All communication managed through your Ripple platform can be opened to comment and discussion. You can also track the sentiment of those discussions through the unique Campaign Dashboard, even seeing trends in conversation displayed in word clouds. This gives you, and your D&I leaders, the opportunity to tailor your communications and activities around genuine thoughts and feelings of your employees. 

  1. Get your language right

All your communication will be carefully thought out and appropriate language chosen for your audience, but any content discussing D&I needs to be beyond reproach. Some of those terms that we use – almost without thinking – to bring a casual tone and a human lilt to our text may be reflecting or even enforcing the prejudiced views of particular groups. If your strategy includes striving towards gender-neutrality, for example, the use of  ‘guys’ when referring to a group of people could be replaced with ‘team’, and you could decide to ask employees to add their pronouns to their email signatures or company social profile to avoid gender assumptions. 

  1. Take a fully inclusive approach to diversity and inclusion

Landing and sustaining your D&I values across your business needs to be an all or nothing strategy. The policies that you put in place must be supported by your leadership team and sustained across the organisation, which means weaving it into HR and people management processes throughout. Your internal communications can support this through the use of clear, appropriate language, breaking down complex concepts and running regular campaigns to sustain the knowledge and keep everyone updated.

But internal communications also have a part to play in embedding a culture of sound D&I values through effective, targeted content and gathering the specific information needed to land some complex messages effectively.    

Running Engagement surveys centred around particular topics can help you to understand which issues need to be explored in more depth, and how you can finely tune your communications. Using Ripple’s Campaign Dashboard gives you in depth data on the reactions and discussions that your campaigns have provoked and can help you to avoid generalising employee sentiment and making follow up campaigns too generalised. Ripple’s unique tracking means you can cut sentiment data by multiple factors – to gain specific insight into your campaign’s success and help define the route future communications need to take.  

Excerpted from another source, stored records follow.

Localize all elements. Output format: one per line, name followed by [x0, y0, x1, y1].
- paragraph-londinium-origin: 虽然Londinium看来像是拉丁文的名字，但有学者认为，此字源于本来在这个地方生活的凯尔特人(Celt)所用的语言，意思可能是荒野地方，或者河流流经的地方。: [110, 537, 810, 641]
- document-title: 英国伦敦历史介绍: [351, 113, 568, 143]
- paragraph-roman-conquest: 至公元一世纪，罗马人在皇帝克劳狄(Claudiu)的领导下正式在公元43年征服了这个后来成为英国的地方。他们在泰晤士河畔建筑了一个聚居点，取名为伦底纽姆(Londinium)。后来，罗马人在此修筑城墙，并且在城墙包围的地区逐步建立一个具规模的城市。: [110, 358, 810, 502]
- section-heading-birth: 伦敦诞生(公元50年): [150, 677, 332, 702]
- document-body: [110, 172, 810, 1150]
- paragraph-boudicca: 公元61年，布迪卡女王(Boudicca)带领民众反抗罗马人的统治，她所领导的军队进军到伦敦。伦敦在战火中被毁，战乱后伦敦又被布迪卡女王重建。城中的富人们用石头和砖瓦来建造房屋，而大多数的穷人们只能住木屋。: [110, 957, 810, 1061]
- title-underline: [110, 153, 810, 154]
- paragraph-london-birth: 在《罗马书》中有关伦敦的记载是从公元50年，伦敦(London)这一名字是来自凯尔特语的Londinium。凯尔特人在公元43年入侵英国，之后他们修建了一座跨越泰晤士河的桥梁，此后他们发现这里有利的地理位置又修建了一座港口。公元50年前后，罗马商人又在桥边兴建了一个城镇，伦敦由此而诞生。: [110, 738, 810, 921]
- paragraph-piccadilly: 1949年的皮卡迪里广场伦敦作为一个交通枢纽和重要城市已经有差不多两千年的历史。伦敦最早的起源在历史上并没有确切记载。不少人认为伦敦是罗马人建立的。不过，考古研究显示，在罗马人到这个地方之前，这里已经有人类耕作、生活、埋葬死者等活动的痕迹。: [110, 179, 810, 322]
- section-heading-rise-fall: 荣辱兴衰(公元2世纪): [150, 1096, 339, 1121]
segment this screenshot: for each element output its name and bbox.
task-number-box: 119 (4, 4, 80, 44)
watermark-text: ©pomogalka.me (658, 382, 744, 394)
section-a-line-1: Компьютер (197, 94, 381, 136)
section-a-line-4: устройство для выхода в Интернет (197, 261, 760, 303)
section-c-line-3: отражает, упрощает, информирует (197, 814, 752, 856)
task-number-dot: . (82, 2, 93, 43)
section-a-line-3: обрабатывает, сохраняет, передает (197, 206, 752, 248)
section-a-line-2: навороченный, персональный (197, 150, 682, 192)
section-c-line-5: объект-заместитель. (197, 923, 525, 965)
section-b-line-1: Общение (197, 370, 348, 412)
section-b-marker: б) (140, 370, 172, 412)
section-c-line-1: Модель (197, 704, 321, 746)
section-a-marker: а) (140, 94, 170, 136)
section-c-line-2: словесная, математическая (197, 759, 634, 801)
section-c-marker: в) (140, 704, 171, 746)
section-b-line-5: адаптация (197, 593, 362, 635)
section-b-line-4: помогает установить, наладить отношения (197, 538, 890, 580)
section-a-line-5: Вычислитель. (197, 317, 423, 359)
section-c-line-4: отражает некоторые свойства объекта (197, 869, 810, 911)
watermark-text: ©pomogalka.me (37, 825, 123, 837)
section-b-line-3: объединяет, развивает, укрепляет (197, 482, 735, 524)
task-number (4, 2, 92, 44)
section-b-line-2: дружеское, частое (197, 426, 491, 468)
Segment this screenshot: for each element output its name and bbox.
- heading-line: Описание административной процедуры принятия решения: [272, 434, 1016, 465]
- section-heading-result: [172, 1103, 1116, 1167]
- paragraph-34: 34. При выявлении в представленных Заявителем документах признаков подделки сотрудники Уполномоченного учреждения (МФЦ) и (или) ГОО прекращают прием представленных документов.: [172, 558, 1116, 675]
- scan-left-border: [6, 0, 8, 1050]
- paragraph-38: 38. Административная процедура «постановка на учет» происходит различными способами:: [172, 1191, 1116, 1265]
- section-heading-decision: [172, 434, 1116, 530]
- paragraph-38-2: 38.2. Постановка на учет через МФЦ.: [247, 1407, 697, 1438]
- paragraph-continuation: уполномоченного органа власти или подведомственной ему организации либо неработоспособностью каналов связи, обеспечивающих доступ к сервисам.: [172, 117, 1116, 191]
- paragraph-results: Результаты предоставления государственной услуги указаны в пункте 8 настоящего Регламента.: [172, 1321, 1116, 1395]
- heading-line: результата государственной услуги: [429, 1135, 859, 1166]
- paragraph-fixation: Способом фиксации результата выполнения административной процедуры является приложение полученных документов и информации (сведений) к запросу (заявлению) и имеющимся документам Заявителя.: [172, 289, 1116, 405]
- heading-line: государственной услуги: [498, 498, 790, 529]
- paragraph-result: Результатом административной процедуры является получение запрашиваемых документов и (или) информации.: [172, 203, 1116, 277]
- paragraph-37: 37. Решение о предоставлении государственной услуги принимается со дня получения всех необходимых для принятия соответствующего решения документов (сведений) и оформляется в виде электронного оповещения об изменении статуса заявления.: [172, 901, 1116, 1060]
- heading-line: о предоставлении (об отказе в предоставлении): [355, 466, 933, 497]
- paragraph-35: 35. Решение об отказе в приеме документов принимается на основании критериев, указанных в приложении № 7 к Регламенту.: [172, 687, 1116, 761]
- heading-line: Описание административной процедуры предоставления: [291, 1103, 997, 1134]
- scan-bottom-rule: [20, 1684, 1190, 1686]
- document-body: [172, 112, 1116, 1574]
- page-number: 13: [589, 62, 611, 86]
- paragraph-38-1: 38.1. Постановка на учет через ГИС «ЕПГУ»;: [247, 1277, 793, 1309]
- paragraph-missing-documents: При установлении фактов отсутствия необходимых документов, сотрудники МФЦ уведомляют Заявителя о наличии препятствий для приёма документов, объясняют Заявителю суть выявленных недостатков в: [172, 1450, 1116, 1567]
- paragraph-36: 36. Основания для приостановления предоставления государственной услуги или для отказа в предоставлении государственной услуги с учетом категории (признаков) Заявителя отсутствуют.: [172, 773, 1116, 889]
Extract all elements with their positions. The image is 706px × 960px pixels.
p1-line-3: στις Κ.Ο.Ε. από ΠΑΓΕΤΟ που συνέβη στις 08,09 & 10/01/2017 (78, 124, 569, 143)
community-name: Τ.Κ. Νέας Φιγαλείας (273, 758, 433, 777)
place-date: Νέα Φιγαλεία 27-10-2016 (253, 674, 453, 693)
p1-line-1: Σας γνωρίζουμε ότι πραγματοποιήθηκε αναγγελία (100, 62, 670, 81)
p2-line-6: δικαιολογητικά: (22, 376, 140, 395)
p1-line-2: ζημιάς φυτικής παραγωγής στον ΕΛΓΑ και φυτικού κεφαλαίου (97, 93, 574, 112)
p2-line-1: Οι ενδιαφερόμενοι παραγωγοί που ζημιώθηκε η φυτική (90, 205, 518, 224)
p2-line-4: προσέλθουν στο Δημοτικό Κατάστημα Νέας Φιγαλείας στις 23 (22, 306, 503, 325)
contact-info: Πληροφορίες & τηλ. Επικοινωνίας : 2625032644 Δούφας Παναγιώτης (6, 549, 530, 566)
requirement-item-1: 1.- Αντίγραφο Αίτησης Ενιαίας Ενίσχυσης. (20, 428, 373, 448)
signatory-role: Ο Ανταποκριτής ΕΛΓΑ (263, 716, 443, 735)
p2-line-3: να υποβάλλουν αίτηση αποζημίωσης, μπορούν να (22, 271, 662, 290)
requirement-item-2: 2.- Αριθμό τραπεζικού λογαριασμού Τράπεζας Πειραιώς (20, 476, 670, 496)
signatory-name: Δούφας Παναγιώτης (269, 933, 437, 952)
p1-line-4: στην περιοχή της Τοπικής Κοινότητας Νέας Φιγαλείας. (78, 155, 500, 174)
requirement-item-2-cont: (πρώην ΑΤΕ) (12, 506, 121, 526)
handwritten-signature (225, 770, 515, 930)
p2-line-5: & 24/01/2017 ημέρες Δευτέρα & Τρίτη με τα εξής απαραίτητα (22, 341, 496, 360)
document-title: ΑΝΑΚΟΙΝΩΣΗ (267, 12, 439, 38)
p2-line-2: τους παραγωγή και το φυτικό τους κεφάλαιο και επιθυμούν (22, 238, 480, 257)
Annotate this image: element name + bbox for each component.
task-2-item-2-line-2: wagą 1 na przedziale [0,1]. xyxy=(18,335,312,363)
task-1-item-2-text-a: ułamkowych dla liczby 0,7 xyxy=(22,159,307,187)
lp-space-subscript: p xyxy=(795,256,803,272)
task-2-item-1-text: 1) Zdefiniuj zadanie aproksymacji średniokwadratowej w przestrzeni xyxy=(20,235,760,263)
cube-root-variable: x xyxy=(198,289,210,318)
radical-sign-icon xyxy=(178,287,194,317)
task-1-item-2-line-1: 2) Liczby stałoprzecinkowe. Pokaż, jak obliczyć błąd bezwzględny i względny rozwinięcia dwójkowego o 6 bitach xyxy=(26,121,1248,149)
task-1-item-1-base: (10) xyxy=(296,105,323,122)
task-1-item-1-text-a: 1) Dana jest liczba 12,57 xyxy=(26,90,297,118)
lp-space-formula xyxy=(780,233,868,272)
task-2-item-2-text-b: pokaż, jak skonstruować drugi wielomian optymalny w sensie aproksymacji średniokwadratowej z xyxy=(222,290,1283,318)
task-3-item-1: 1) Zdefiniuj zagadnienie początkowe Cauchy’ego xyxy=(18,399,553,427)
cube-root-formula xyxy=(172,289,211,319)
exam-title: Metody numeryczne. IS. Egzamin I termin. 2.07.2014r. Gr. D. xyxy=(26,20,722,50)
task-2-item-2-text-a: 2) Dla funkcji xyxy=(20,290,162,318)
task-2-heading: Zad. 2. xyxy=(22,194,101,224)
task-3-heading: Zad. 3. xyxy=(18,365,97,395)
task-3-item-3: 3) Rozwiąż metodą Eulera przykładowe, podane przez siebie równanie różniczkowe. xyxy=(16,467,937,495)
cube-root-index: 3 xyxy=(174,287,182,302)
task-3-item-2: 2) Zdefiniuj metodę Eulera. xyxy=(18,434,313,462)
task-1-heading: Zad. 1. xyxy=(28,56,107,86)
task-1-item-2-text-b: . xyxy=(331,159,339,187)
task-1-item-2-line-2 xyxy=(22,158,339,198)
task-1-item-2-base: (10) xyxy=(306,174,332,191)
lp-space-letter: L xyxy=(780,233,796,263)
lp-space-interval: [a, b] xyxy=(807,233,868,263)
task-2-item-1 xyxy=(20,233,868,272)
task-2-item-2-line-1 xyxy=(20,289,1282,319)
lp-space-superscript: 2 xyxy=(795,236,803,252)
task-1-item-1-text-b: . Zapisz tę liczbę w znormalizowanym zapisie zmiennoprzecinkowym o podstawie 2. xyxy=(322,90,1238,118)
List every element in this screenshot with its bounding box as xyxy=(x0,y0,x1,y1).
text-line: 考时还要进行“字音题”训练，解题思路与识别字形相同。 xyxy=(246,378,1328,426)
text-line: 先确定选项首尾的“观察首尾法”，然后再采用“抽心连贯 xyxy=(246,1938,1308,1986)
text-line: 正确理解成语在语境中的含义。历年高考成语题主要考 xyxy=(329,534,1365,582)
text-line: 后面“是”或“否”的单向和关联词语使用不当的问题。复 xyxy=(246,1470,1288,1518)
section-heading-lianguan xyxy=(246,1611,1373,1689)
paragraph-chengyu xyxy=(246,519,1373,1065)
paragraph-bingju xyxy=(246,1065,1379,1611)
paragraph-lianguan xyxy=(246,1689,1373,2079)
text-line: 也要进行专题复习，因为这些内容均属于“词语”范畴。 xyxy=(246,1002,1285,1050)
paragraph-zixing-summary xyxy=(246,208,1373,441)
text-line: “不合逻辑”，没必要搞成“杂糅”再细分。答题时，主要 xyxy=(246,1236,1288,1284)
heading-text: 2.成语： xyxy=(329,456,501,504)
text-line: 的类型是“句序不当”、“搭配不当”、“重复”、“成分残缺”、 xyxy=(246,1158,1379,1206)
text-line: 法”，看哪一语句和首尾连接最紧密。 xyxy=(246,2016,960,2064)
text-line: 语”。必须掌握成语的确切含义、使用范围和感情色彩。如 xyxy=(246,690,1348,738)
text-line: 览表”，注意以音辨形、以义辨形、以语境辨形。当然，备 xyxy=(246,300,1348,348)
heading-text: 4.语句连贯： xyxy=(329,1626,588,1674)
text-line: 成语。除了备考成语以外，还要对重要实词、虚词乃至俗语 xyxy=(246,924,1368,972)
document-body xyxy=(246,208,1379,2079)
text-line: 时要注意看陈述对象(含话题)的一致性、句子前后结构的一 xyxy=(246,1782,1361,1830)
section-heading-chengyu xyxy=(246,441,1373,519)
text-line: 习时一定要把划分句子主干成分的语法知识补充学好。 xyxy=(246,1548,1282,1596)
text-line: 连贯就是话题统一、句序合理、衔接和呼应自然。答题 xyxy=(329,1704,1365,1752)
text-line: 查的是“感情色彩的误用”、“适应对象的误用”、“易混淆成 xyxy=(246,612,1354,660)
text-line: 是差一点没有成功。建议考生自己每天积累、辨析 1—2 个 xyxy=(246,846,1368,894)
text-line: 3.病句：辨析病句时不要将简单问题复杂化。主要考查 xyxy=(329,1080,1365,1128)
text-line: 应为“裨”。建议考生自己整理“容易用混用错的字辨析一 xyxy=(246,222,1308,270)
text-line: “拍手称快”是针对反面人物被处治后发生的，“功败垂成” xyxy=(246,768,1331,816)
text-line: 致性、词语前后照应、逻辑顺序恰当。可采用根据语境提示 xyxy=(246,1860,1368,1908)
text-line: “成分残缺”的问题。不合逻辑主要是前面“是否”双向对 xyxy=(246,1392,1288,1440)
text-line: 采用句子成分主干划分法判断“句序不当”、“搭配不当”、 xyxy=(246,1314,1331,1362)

However you choose to structure your D&I communications strategy, remember that – more than any other campaign – clarity, openness, sensitivity and listening are key to your success, at every level of the organisation and at every stage. Ripple can help support you with the tools you need to deliver engaging, tightly scheduled campaigns on a platform that encourages two-way communication and provides the ability to understand employee feeling at a unique depth.